Essentially what’s happening here, is that you’re trying to get a player object from the part-which-touched-the-object’s parent, but there’s no guarantee that this actually is anyone’s character.
So what can we do? Well… we know that every character has a Humanoid in it, so why don’t we check if the part’s parent has a Humanoid parented to it?
We can do so by using the method :FindFirstChild() which safely checks if there’s an instance with the provided name parented to something.
Example:
part = script.Parent
part.Touched:Connect(function(TouchedObject)
if TouchedObject.Parent:FindFirstChild("Humanoid") then
print("Switching..")
game.Players:GetPlayerFromCharacter(TouchedObject.Parent).Team = game.Teams.Playing
end
end)
Nitpicks:
Remember to use :Connect, and not :connect with lower-case c, due to it being deprecated and is not supposed to be used for future projects.

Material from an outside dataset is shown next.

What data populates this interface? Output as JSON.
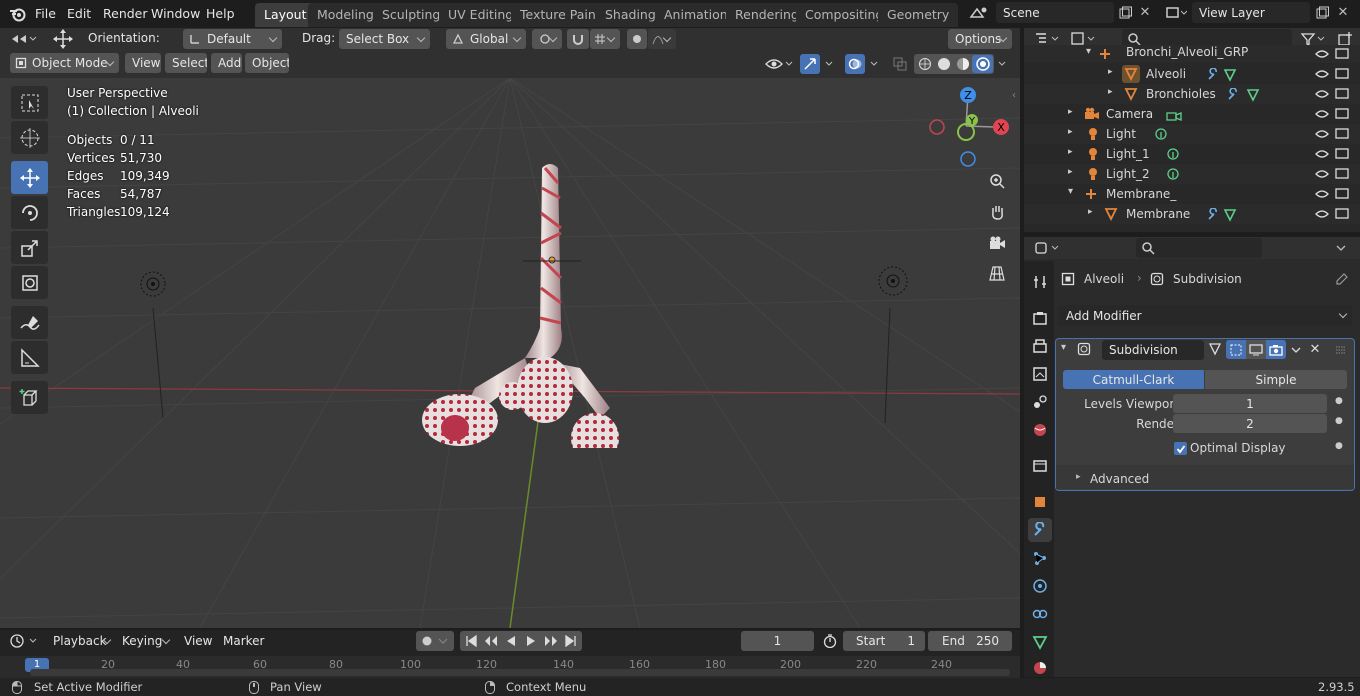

You referred to the object which touched the part with the name h. This is something you should try to avoid doing as it’s much better to properly name the variables which you’re working with when coding to prevent confusion. Therefore, I renamed this to TouchedObject which quite obviously refers to the object that touched the part.
Extra: I’m glad that you decided to get help with removing errors from your code. This is good practice and should always be your top priority when programming in general - making sure that your code is error-free.
Should work 100% now! My bad, I rushed through the code and forgot to rename the game.Players:GetPlayerFromCharacter(h.Parent).Team to game.Players:GetPlayerFromCharacter(TouchedObject.Parent).Team when I changed h from TouchedObject in the second line.
However, the fix I provided is good practice and should definitely be used for this.